While hemp might become illegal in Texas, it still will be federally legal, meaning mail-order hemp products will still be an option for some, but Singletary said she doesn’t feel the need to compete with this industry.
“There are millions of Texans who want quality, regulated products in the state and don’t want to trust mail-order hemp, so the folks who feel like that is the option for them, I respect their decision, I truly do, but those who want doctor prescribed cannabis that’s produced in the state that is regulated, tested, and validated, then come to our program,” she said.
Regulation versus a ban
Since the wave of recreational marijuana legalization began with Colorado and Washington in 2012, large scale studies have repeatedly found that marijuana use in general increases when cannabis is legal. Other studies have shown that use decreases when cannabis becomes criminalized, suggesting Texas will likely follow a similar path despite some users saying they plan on circumventing the THC ban.
For more than a century, government officials and public health experts have debated the efficacy of cannabis prohibition in achieving a variety of aims.
Civil rights attorneys argue that drug criminalization comes with a civil liberties cost. A 2020 ACLU report found that “more than six million [marijuana related] arrests occurred between 2010 and 2018” and that "Black people are 3.64 times more likely than white people to be arrested for marijuana possession, notwithstanding comparable usage rates."

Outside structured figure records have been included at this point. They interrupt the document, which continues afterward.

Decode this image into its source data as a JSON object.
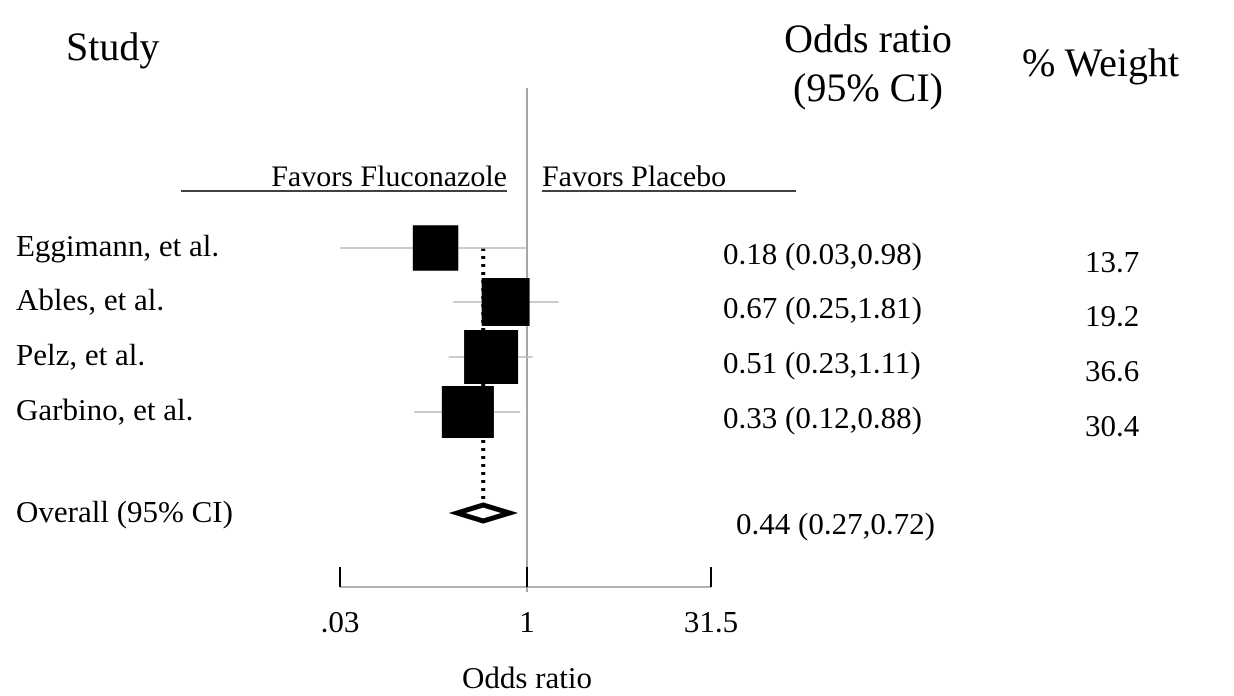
{
  "headers": {
    "study": "Study",
    "or_line1": "Odds ratio",
    "or_line2": "(95% CI)",
    "weight": "% Weight"
  },
  "favors": {
    "left": "Favors Fluconazole",
    "right": "Favors Placebo"
  },
  "chart_data": {
    "type": "forest",
    "scale": "log",
    "x_ticks": [
      {
        "value": 0.03,
        "label": ".03"
      },
      {
        "value": 1,
        "label": "1"
      },
      {
        "value": 31.5,
        "label": "31.5"
      }
    ],
    "xlabel": "Odds ratio",
    "reference_line": 1,
    "studies": [
      {
        "name": "Eggimann, et al.",
        "or": 0.18,
        "lo": 0.03,
        "hi": 0.98,
        "ci_text": "0.18 (0.03,0.98)",
        "weight": 13.7,
        "weight_text": "13.7"
      },
      {
        "name": "Ables, et al.",
        "or": 0.67,
        "lo": 0.25,
        "hi": 1.81,
        "ci_text": "0.67 (0.25,1.81)",
        "weight": 19.2,
        "weight_text": "19.2"
      },
      {
        "name": "Pelz, et al.",
        "or": 0.51,
        "lo": 0.23,
        "hi": 1.11,
        "ci_text": "0.51 (0.23,1.11)",
        "weight": 36.6,
        "weight_text": "36.6"
      },
      {
        "name": "Garbino, et al.",
        "or": 0.33,
        "lo": 0.12,
        "hi": 0.88,
        "ci_text": "0.33 (0.12,0.88)",
        "weight": 30.4,
        "weight_text": "30.4"
      }
    ],
    "overall": {
      "name": "Overall (95% CI)",
      "or": 0.44,
      "lo": 0.27,
      "hi": 0.72,
      "ci_text": "0.44 (0.27,0.72)"
    }
  }
}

Kirsten Budwine, a policy attorney at the Texas Civil Rights Project, said, “This is not just bad policy, but a step backward into the failed logic of the War on Drugs … What it really does is turn a regulatory issue into a criminal one.”
Decades of studies affirm the utility of cannabinoids in treating chronic pain. A 2017 review of over 10,000 studies found “substantial evidence” that cannabinoids are good for treating chronic pain and “moderate evidence” that extensive cannabinoid use impairs memory and attention.

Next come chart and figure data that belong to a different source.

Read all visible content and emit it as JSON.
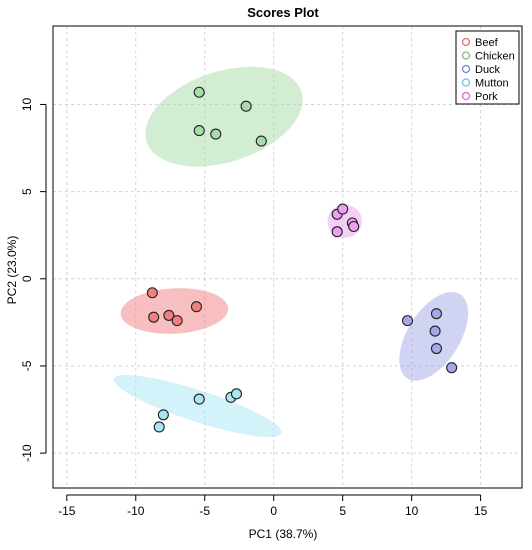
{
  "chart_data": {
    "type": "scatter",
    "title": "Scores Plot",
    "xlabel": "PC1 (38.7%)",
    "ylabel": "PC2 (23.0%)",
    "xlim": [
      -16,
      18
    ],
    "ylim": [
      -12,
      14.5
    ],
    "xticks": [
      -15,
      -10,
      -5,
      0,
      5,
      10,
      15
    ],
    "yticks": [
      -10,
      -5,
      0,
      5,
      10
    ],
    "grid": true,
    "legend_position": "top-right",
    "series": [
      {
        "name": "Beef",
        "color": "#e0736f",
        "fill": "#f08080",
        "points": [
          [
            -8.8,
            -0.8
          ],
          [
            -8.7,
            -2.2
          ],
          [
            -7.6,
            -2.1
          ],
          [
            -7.0,
            -2.4
          ],
          [
            -5.6,
            -1.6
          ]
        ],
        "ellipse": {
          "cx": -7.2,
          "cy": -1.85,
          "rx": 3.9,
          "ry": 1.3,
          "angle": -3
        }
      },
      {
        "name": "Chicken",
        "color": "#7fbf7f",
        "fill": "#a8dca8",
        "points": [
          [
            -5.4,
            10.7
          ],
          [
            -5.4,
            8.5
          ],
          [
            -4.2,
            8.3
          ],
          [
            -2.0,
            9.9
          ],
          [
            -0.9,
            7.9
          ]
        ],
        "ellipse": {
          "cx": -3.6,
          "cy": 9.3,
          "rx": 5.9,
          "ry": 2.6,
          "angle": -18
        }
      },
      {
        "name": "Duck",
        "color": "#7b7fd6",
        "fill": "#a3a8e8",
        "points": [
          [
            9.7,
            -2.4
          ],
          [
            11.7,
            -3.0
          ],
          [
            11.8,
            -2.0
          ],
          [
            11.8,
            -4.0
          ],
          [
            12.9,
            -5.1
          ]
        ],
        "ellipse": {
          "cx": 11.6,
          "cy": -3.3,
          "rx": 3.6,
          "ry": 1.5,
          "angle": -58
        }
      },
      {
        "name": "Mutton",
        "color": "#5fc9e0",
        "fill": "#a8e6f4",
        "points": [
          [
            -8.3,
            -8.5
          ],
          [
            -8.0,
            -7.8
          ],
          [
            -5.4,
            -6.9
          ],
          [
            -3.1,
            -6.8
          ],
          [
            -2.7,
            -6.6
          ]
        ],
        "ellipse": {
          "cx": -5.5,
          "cy": -7.3,
          "rx": 6.4,
          "ry": 0.9,
          "angle": 18
        }
      },
      {
        "name": "Pork",
        "color": "#d966d6",
        "fill": "#ee9ff0",
        "points": [
          [
            4.6,
            3.7
          ],
          [
            5.0,
            4.0
          ],
          [
            4.6,
            2.7
          ],
          [
            5.7,
            3.2
          ],
          [
            5.8,
            3.0
          ]
        ],
        "ellipse": {
          "cx": 5.15,
          "cy": 3.3,
          "rx": 1.25,
          "ry": 0.95,
          "angle": 0
        }
      }
    ]
  }
}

Medical experts agree that incidences of cannabis-induced psychosis like the ones Patrick has referenced in press conferences, do occur, especially when exposing high-THC products to a broad population without safeguards.

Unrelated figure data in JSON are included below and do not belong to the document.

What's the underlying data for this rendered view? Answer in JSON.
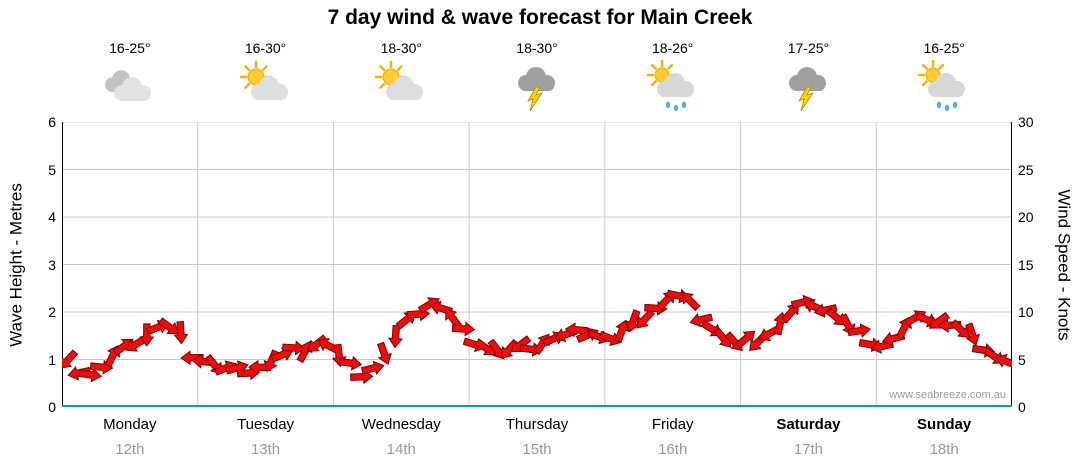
{
  "title": "7 day wind & wave forecast for Main Creek",
  "watermark": "www.seabreeze.com.au",
  "axes": {
    "left_title": "Wave Height - Metres",
    "right_title": "Wind Speed - Knots"
  },
  "days": [
    {
      "name": "Monday",
      "date": "12th",
      "temp": "16-25°",
      "icon": "cloudy",
      "bold": false
    },
    {
      "name": "Tuesday",
      "date": "13th",
      "temp": "16-30°",
      "icon": "partly-sunny",
      "bold": false
    },
    {
      "name": "Wednesday",
      "date": "14th",
      "temp": "18-30°",
      "icon": "partly-sunny",
      "bold": false
    },
    {
      "name": "Thursday",
      "date": "15th",
      "temp": "18-30°",
      "icon": "thunderstorm",
      "bold": false
    },
    {
      "name": "Friday",
      "date": "16th",
      "temp": "18-26°",
      "icon": "partly-sunny-showers",
      "bold": false
    },
    {
      "name": "Saturday",
      "date": "17th",
      "temp": "17-25°",
      "icon": "thunderstorm",
      "bold": true
    },
    {
      "name": "Sunday",
      "date": "18th",
      "temp": "16-25°",
      "icon": "partly-sunny-showers",
      "bold": true
    }
  ],
  "colors": {
    "arrow_fill": "#ee0c0c",
    "arrow_stroke": "#7d0000",
    "grid": "#c8c8c8",
    "axis": "#000000",
    "baseline": "#00a0a0",
    "date_gray": "#999999"
  },
  "chart_data": {
    "type": "line",
    "title": "7 day wind & wave forecast for Main Creek",
    "x_categories": [
      "Monday 12th",
      "Tuesday 13th",
      "Wednesday 14th",
      "Thursday 15th",
      "Friday 16th",
      "Saturday 17th",
      "Sunday 18th"
    ],
    "points_per_day": 12,
    "y_left": {
      "label": "Wave Height - Metres",
      "min": 0,
      "max": 6,
      "ticks": [
        0,
        1,
        2,
        3,
        4,
        5,
        6
      ]
    },
    "y_right": {
      "label": "Wind Speed - Knots",
      "min": 0,
      "max": 30,
      "ticks": [
        0,
        5,
        10,
        15,
        20,
        25,
        30
      ]
    },
    "grid": true,
    "series": [
      {
        "name": "Wind speed (knots, red wind arrows)",
        "values": [
          4.5,
          4.0,
          3.6,
          4.2,
          5.2,
          6.0,
          7.0,
          7.8,
          8.4,
          8.2,
          7.4,
          5.6,
          5.0,
          4.4,
          3.9,
          3.7,
          4.0,
          4.4,
          4.8,
          5.3,
          5.8,
          6.3,
          6.8,
          6.5,
          5.2,
          4.2,
          3.6,
          4.3,
          5.6,
          7.2,
          8.8,
          10.2,
          11.0,
          10.4,
          9.2,
          7.8,
          7.0,
          6.4,
          6.0,
          5.8,
          6.1,
          6.5,
          6.9,
          7.2,
          7.4,
          7.7,
          8.0,
          7.6,
          7.2,
          7.8,
          8.6,
          9.6,
          10.6,
          11.3,
          11.5,
          10.8,
          9.6,
          8.4,
          7.2,
          6.6,
          6.8,
          7.2,
          7.9,
          8.8,
          9.8,
          10.6,
          11.0,
          10.4,
          9.4,
          8.4,
          7.6,
          7.0,
          6.6,
          7.2,
          8.2,
          9.0,
          9.6,
          9.2,
          8.6,
          7.9,
          7.2,
          6.4,
          5.5,
          4.8
        ]
      }
    ]
  }
}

Last year, the National Academies of Science, Engineering, and Medicine responded to growing concerns about the expansion of cannabis use in the country by calling for unregulated hemp-derived products to be “regulated in the same manner as other intoxicating cannabis products” at the federal level. The report also called for public education campaigns about the risks of cannabis and for states to prevent underaged people from buying the drug, rather than outright policy bans of THC products or the criminalization of cannabis possession.
Users and the hemp industry had told Texas lawmakers that they would welcome regulations to the hemp industry to address those concerns, rather than a complete ban.
Barnes fears that the new era of illegal hemp could create even more dangers than before.
“Do they want me to have to go back to some guy on the street corner and hope it doesn't have fentanyl in it? Or get shot for 200 bucks or whatever?” he said.